‘Connected’, ‘cooperative’, ‘smart’, ‘intelligent’ and ‘autonomous’ are labels that appear these days in numerous scientific publications and in many commercial advertisements in conjunction with up-to-date road vehicles. It comes as no surprise to anyone working in this application field as the road vehicles characterised with one or more of the above features are foci of intensive research and development (R&D) effort throughout the world. In many respect, however, the automotive industry is well beyond the R&D phase: the number of production cars on the market with the above features and the number of such cars in everyday use grows day by day.
It is difficult to judge which the most important aspect of this technological revolution-on-the-road is. It could well be the connectedness, i.e., being part of the dynamic electronic communication network of road vehicles, which is at the same time connected to the quasi-static road infrastructure. It could be the cooperative approach between the otherwise unrelated road vehicles. But it could well be the ubiquitous navigation support, or the crowdsourced real-time traffic data ‒ made available via geographical information systems ‒ that really make the difference.

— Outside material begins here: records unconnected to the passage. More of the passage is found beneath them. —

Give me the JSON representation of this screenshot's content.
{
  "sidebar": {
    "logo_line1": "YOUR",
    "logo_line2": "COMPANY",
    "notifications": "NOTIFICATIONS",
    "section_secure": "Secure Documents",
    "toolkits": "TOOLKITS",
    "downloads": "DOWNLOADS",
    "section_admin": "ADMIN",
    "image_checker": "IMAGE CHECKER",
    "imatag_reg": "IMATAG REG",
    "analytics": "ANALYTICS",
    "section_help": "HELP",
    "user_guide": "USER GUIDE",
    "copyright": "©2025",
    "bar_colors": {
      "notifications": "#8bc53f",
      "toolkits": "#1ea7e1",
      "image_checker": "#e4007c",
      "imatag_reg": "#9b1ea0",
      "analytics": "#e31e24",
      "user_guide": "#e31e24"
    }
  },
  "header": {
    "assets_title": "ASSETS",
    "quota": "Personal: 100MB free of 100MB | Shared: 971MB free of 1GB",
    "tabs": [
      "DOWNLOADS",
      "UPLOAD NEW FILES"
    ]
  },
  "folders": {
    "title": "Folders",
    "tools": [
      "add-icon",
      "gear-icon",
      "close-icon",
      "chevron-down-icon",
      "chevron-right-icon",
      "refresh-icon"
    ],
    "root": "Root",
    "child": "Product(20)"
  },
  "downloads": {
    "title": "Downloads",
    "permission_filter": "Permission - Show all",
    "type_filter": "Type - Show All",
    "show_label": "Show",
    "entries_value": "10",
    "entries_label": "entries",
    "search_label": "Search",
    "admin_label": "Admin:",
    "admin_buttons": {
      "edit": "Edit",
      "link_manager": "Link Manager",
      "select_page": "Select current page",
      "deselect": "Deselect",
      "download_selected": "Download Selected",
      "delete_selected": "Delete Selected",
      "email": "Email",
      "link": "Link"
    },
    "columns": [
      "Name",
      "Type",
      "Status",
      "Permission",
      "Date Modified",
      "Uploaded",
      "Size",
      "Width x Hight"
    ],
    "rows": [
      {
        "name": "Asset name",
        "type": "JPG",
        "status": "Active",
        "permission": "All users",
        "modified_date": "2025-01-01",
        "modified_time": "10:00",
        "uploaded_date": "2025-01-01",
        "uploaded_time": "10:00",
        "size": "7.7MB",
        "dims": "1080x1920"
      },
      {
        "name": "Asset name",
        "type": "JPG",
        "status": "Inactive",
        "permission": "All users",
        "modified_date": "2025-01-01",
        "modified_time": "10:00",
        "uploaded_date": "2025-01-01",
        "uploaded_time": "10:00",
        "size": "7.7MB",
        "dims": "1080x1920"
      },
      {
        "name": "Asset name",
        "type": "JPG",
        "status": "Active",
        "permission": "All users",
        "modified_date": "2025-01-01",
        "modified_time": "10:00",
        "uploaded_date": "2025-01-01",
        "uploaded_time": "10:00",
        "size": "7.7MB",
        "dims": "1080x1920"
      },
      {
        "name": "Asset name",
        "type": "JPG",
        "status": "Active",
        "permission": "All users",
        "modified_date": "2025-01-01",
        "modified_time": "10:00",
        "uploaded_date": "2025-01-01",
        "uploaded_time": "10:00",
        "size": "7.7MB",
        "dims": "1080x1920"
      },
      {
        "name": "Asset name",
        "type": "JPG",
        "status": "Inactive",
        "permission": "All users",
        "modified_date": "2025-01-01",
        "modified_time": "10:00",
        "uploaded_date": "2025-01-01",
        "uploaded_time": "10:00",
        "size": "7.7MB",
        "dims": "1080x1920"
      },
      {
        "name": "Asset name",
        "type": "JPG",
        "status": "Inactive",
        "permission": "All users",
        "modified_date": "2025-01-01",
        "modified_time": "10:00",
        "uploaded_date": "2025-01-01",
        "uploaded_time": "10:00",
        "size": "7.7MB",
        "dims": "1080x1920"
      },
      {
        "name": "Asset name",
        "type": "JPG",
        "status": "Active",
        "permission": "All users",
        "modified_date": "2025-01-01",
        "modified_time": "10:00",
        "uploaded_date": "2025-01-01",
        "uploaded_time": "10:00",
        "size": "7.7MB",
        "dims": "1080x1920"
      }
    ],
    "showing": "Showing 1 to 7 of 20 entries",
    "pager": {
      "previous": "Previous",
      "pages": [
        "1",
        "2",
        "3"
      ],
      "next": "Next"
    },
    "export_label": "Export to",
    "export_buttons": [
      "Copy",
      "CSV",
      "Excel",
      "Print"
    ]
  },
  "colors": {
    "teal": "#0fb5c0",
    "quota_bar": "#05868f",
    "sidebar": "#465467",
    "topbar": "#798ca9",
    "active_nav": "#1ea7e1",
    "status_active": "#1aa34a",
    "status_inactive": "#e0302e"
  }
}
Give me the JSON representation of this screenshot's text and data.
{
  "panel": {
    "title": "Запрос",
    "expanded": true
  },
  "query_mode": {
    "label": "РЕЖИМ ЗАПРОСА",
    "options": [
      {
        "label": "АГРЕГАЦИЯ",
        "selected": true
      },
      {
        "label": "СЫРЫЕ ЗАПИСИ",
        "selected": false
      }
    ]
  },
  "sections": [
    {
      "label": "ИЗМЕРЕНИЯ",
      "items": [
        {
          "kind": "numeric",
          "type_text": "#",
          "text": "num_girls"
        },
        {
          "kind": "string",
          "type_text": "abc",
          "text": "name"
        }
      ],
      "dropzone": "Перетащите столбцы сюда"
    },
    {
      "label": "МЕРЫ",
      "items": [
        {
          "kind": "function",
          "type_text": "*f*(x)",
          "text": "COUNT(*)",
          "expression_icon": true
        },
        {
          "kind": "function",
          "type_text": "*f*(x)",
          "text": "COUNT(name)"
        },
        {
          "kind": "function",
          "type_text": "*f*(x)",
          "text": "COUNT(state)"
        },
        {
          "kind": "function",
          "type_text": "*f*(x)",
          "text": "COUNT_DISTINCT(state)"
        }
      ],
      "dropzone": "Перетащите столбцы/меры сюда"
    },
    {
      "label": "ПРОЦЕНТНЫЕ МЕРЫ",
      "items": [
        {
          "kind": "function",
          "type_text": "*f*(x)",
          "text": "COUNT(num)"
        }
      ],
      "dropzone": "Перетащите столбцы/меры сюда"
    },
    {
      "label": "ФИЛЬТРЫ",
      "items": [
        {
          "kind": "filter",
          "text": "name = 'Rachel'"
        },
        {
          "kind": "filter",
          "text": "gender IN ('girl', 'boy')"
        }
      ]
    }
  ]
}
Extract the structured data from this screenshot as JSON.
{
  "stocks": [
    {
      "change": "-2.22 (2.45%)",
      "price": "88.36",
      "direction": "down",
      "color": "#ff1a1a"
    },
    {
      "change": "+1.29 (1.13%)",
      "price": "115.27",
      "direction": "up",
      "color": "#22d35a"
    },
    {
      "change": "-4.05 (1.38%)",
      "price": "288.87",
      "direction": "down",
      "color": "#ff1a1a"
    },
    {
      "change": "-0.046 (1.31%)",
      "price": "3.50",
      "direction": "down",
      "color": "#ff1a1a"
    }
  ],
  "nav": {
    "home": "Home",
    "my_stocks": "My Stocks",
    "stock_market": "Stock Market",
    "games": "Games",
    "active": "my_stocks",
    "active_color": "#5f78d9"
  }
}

Foci of the proposed research
In the frame of the project, we will look into three main aspects of the above outlined field.
- Firstly, we will investigate what an unconnected, non-navigated intelligent car can achieve on its own ‒ i.e., in a non-cooperative, standalone fashion ‒ relying solely on its own sensors. What kind of information can it work out from the data originating from its cameras, its range sensors and its more conventional sensors in respect of the road environments, junctions and road users?
- Secondly, we will look into potential uses of the automotive data connectivity.
- Thirdly, building on the above aspects, a Big Data approach is used for the purpose of vehicular complex event detection.